CVE-2024-57638

Vulnerability

An issue exists in the dfe_body_copy component of OpenLink Virtuoso Open-Source version 7.2.11. Processing specially crafted SQL statements, such as those shown in the proof of concept, triggers a crash in dfe_body_copy (backtrace at dfe_body_copy+0x2dd). The vulnerable code path is reachable when querying a view that involves arithmetic operations, subqueries, and comparisons against NULL values. The affected version is 7.2.11, and the issue is also reproducible in the beta Docker image [1].

Exploitation

An attacker with network access to the Virtuoso database server can send the crafted SQL statement to trigger the vulnerability.
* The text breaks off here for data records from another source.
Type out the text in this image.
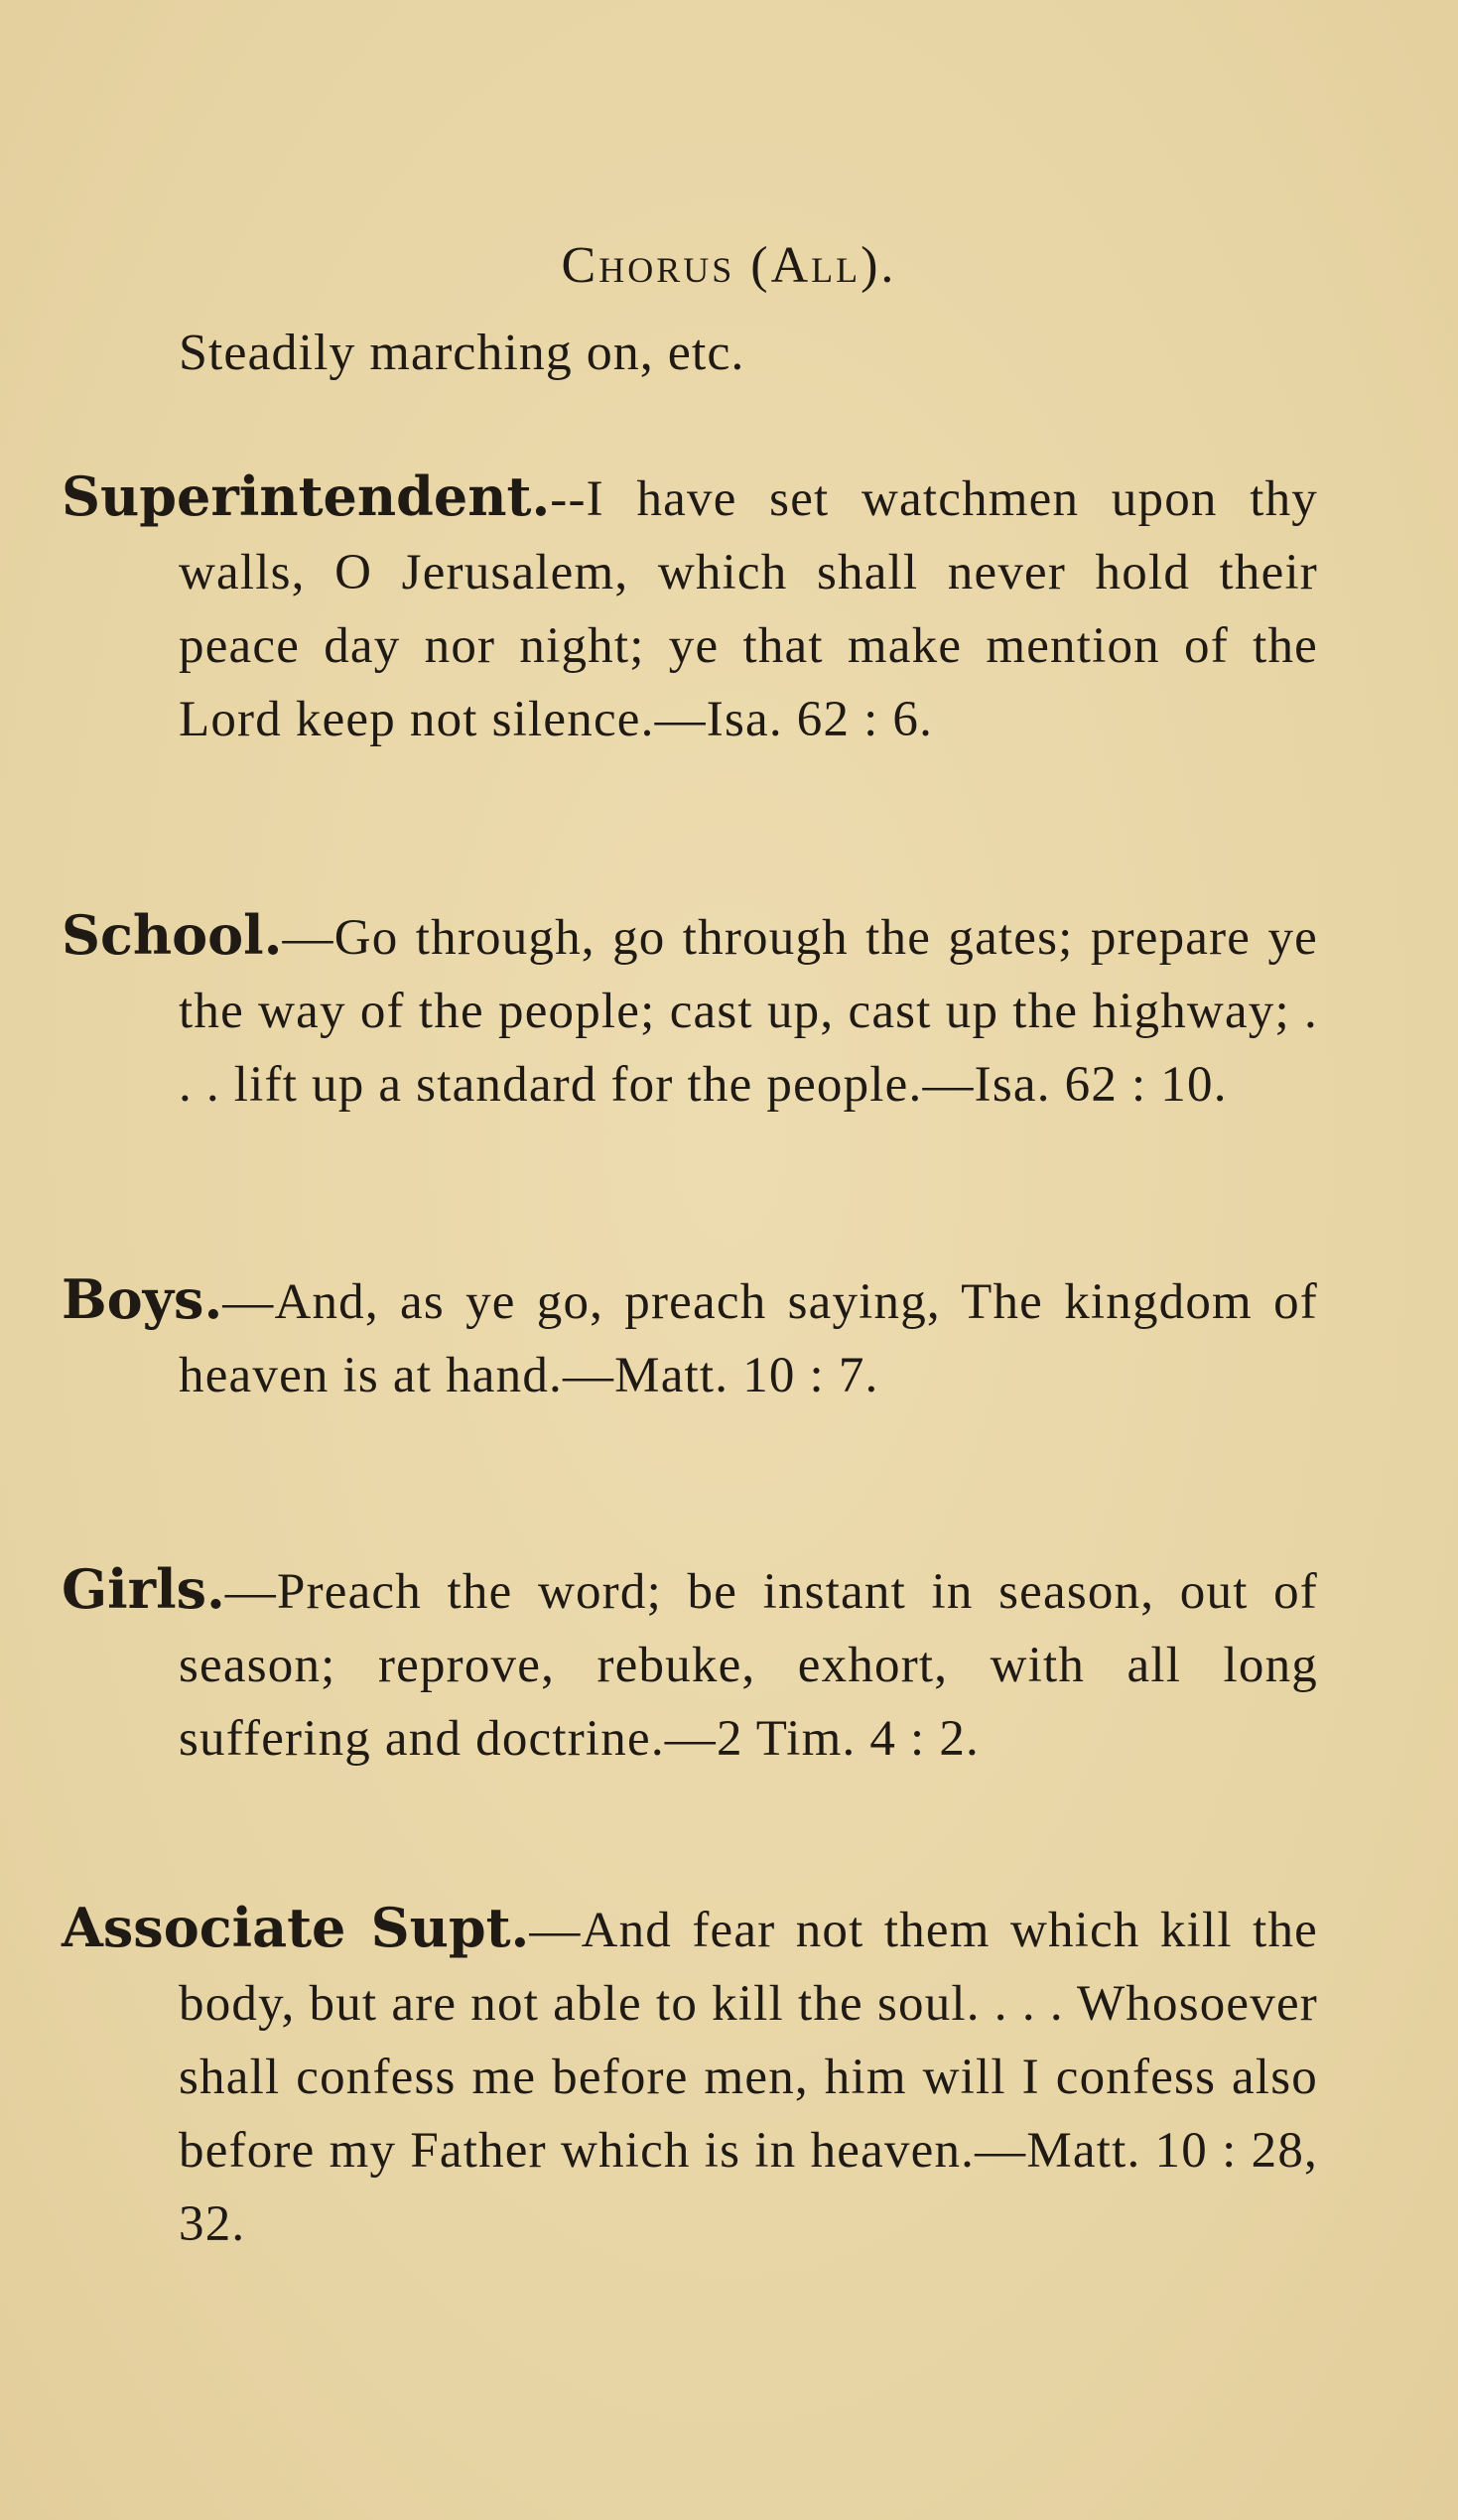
Chorus (All).
Steadily marching on, etc.
Superintendent.--I have set watchmen upon thy walls, O Jerusalem, which shall never hold their peace day nor night; ye that make mention of the Lord keep not silence.—Isa. 62 : 6.
School.—Go through, go through the gates; prepare ye the way of the people; cast up, cast up the highway; . . . lift up a standard for the people.—Isa. 62 : 10.
Boys.—And, as ye go, preach saying, The kingdom of heaven is at hand.—Matt. 10 : 7.
Girls.—Preach the word; be instant in season, out of season; reprove, rebuke, exhort, with all long suffering and doctrine.—2 Tim. 4 : 2.
Associate Supt.—And fear not them which kill the body, but are not able to kill the soul. . . . Whosoever shall confess me before men, him will I confess also before my Father which is in heaven.—Matt. 10 : 28, 32.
No authentication is required if the server allows anonymous queries. The provided proof of concept consists of creating a table with a FLOAT UNIQUE column, a view that performs an arithmetic expression involving a subquery, and then selecting from that view with a CASE expression and further conditions. The exact sequence of statements from the reference causes a crash in the dfe_body_copy function [1].

Impact

Successful exploitation causes a Denial of Service (DoS) by crashing the Virtuoso server process. The crash is confirmed via the backtrace showing a segmentation fault or similar fatal error in dfe_body_copy. No data confidentiality or integrity loss is reported; availability is the compromised aspect [1].

Mitigation

As of the publication date, no fix has been released for OpenLink Virtuoso Open-Source version 7.2.11. Administrators should monitor the vendor's issue tracker for updates. If possible, restrict network access to the database server to trusted clients only and consider using a Web Application Firewall (WAF) to filter malicious SQL patterns [1].